His own cook, Toni 'El Negro' (Blackie), insisted on opening each mineral water bottle destined for el Jefe Maximo personally, to ensure none had been doctored. Paranoia could be Fidel Castro's middle name, and with some reason. The CIA is said to have once tried to 'eliminate' him with an exploding

cigar.

Visiting the ancient Galician capital of Santiago de Compostela yesterday, near where his father was born, the 65-year-old Cuban leader showed he can still pull a crowd. Castro strolled through the town's narrow, winding streets, grinning and waving as a few dozen locals waved Cuban flags, shouted his name and chanted: 'Cuba Yes, Yankees No'.

Most residents appeared at their doorways or on balconies. Some tourists continued with their beer or mejillones (mussels) before metal chairs, tables and plates were sent crashing by the joint media and security circus.

A few residents produced polite applause but most looked bemused by the passing roadshow of scuffling, stumbling photographers and no-nonsense guardia civil, flown in from Madrid, in overalls and baseball caps.

Corine van Groningen, a young tourist from Utrecht, at first screamed with excitement when told who was at the heart of the surging throng. It could just as well have been Michael Jackson. When she spotted the grey-bearded, hatless figure in the olive fatigues, her reaction echoed that of most local residents. 'I don't like his ideas, not at all. But it's not every day you get to see a legend.'

The legend himself, who attended an Ibero-American summit in Madrid last week, then visited the opening of the Olympics in Barcelona and Expo '92 in Seville, did indeed look larger than life. Since his father was Galician, and Fidel stood head and shoulders above his hosts here, one could only surmise that his mother, a Cuban, was an extremely tall lady. Finally catching a glimpse of his boots as he walked up the gangway of a tuna fishing boat at Puebla del Caraminal, 36 miles from Santiago, reporters noted that two-inch 'Cuban' heels added somewhat to the legend's impact.

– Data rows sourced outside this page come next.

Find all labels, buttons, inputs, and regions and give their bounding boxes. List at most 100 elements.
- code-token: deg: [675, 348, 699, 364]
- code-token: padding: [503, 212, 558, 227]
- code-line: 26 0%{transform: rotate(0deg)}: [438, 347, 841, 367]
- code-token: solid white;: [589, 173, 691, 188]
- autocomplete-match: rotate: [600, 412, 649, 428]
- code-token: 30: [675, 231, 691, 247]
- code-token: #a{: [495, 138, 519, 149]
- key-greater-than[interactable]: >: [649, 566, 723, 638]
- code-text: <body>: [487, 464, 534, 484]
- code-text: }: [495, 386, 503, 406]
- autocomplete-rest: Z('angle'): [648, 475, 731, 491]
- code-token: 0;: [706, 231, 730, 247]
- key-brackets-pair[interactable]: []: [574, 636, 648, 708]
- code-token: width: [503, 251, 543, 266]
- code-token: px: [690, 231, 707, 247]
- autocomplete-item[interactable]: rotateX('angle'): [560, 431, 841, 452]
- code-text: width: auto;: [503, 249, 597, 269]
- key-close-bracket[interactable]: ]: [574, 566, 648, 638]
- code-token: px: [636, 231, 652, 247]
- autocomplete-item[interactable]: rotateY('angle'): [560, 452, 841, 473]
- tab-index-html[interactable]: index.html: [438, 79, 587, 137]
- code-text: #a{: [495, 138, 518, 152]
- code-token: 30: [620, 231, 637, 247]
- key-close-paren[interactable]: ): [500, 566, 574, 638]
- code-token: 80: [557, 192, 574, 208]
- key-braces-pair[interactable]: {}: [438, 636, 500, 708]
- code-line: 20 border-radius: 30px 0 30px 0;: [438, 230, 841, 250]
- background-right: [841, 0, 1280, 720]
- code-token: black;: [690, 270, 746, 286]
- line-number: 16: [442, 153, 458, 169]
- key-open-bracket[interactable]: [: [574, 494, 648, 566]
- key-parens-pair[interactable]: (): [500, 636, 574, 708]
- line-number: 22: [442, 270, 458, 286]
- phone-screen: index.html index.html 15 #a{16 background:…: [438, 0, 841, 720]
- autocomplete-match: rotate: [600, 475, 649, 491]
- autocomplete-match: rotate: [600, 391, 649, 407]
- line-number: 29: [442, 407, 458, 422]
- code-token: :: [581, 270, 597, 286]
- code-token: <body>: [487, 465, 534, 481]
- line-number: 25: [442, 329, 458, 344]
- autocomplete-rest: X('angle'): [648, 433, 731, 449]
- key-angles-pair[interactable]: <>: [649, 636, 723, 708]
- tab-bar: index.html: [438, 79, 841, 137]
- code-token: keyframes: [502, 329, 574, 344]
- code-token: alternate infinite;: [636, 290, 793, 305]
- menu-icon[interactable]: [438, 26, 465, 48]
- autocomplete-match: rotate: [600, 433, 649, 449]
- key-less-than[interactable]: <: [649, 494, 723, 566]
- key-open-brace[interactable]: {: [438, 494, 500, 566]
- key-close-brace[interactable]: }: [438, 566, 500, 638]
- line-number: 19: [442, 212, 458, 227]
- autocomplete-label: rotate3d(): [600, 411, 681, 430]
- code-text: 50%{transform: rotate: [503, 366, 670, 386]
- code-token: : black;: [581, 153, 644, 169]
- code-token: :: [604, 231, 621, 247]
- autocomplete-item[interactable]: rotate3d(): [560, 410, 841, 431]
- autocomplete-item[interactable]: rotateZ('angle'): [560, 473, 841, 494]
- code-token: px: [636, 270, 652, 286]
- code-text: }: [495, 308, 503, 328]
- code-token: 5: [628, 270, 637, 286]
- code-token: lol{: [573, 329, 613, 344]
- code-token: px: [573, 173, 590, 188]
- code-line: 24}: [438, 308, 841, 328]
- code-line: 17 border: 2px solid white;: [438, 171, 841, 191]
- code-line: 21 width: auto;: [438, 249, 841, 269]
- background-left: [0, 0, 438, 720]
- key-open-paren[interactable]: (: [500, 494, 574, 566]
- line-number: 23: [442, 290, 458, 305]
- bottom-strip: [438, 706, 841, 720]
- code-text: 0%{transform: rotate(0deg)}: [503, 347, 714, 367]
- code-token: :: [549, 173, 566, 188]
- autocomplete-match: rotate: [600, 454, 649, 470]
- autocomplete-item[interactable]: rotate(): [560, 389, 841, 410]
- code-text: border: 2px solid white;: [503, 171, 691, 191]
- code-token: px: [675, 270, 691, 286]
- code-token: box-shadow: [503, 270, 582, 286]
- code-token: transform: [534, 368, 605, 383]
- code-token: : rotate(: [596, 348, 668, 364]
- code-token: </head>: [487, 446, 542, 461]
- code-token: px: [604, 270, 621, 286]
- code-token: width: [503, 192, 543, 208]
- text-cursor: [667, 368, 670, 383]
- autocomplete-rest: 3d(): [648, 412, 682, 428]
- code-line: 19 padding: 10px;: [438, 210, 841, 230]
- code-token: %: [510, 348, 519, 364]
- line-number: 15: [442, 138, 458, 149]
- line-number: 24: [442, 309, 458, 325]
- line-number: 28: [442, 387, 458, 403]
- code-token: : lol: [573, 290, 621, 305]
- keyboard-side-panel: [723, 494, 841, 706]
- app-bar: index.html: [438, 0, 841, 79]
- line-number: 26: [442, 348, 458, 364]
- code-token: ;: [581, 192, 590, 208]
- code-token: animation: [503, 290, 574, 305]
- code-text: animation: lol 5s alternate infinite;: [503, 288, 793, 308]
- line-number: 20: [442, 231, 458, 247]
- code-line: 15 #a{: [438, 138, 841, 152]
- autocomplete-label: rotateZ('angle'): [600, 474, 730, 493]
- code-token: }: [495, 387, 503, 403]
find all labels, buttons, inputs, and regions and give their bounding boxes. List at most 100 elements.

After the guardia cleared a path through curious bystanders from the local xunta (provincial government) building, the Cuban leader entered Santiago's world-renowned Gothic cathedral and did what millions of pilgrims have done before him. At the Portico of Glory, just inside the entrance, he placed his palm against a carved central column, where the erosion from the touch of countless visitors has left five clear finger-shaped grooves. According to tradition, pilgrims can make five wishes, one for each finger, and one will be granted.

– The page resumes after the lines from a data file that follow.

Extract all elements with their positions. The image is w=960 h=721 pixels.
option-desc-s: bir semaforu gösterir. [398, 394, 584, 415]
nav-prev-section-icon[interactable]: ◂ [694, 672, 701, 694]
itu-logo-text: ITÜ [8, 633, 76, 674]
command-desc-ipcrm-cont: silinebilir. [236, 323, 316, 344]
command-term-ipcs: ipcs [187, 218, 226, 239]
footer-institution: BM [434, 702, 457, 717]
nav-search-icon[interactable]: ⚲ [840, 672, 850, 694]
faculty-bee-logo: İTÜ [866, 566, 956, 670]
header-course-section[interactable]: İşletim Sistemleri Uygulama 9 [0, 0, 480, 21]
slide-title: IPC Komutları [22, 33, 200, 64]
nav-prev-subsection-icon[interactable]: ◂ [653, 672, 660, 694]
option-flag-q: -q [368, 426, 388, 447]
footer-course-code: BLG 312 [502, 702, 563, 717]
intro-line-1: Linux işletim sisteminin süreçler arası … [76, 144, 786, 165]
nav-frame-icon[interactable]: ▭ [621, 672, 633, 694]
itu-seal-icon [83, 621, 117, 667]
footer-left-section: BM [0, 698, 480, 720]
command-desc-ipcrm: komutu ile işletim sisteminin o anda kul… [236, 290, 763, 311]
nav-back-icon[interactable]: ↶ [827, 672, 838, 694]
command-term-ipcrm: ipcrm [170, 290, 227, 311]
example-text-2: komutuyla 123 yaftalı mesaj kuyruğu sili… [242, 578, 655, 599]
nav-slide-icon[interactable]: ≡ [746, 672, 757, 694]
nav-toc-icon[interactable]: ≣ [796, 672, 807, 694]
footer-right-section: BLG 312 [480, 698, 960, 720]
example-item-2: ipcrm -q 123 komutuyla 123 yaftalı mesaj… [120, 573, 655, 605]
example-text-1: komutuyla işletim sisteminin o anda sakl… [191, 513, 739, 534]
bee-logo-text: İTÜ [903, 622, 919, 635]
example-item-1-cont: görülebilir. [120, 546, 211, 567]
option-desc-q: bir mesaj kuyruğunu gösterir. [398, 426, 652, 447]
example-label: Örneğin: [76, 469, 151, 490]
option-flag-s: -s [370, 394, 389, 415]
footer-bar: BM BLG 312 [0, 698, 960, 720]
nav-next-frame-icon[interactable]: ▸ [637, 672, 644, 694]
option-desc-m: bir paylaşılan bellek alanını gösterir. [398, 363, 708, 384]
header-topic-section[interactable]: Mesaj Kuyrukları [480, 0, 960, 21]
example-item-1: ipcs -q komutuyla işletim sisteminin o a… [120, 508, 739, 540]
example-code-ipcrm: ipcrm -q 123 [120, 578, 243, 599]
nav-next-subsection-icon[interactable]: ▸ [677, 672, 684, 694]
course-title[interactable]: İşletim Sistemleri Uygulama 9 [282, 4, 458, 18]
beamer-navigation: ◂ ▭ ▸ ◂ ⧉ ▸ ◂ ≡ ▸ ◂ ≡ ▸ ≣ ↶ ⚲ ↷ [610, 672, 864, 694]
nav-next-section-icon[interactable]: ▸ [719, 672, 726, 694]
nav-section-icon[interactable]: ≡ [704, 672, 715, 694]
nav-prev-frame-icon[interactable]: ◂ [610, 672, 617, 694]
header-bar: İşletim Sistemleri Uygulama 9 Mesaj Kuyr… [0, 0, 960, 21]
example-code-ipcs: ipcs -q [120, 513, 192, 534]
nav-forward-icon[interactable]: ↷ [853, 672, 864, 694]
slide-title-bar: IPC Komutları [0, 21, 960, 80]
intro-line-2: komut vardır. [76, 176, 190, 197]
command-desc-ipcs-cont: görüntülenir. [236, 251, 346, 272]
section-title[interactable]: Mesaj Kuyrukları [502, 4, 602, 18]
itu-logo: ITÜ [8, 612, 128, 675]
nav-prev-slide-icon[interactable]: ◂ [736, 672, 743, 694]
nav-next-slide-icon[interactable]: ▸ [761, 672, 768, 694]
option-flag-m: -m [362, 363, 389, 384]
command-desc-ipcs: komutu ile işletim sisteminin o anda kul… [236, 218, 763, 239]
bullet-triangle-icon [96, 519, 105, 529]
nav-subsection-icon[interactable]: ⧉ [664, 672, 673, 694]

If the Cuban leader happened to wish for a horse, he may find the wish granted. A local livestock ranch plans to present him with an Arab thoroughbred called Demon Son of Jaja. Ronald Reagan received an animal of the same blood line from King Juan Carlos, the ranchers said.

The aggressive security around the Cuban leader here was possibly the result of a hiccup a day earlier in Seville, when an exiled Cuban opposition leader, an ex-schoolchum of Castro, Jose Ignacio Rasco, managed to get face to face with the great man in Cuba's pavilion at Expo '92. 'Fidel, you must change, change for your own good,' Mr Rasco said before security men gave him the heave-ho.

The Cuban leader's host here was Galicia's Prime Minister, Manuel Fraga, a minister under Franco and still the power behind the throne in Spain's conservative Popular Party. Mr Fraga is also a product of a Galician father and a Cuban mother. He and Castro are said to have struck up a friendship of 'good chemistry' during Mr Fraga's visit to Cuba last September.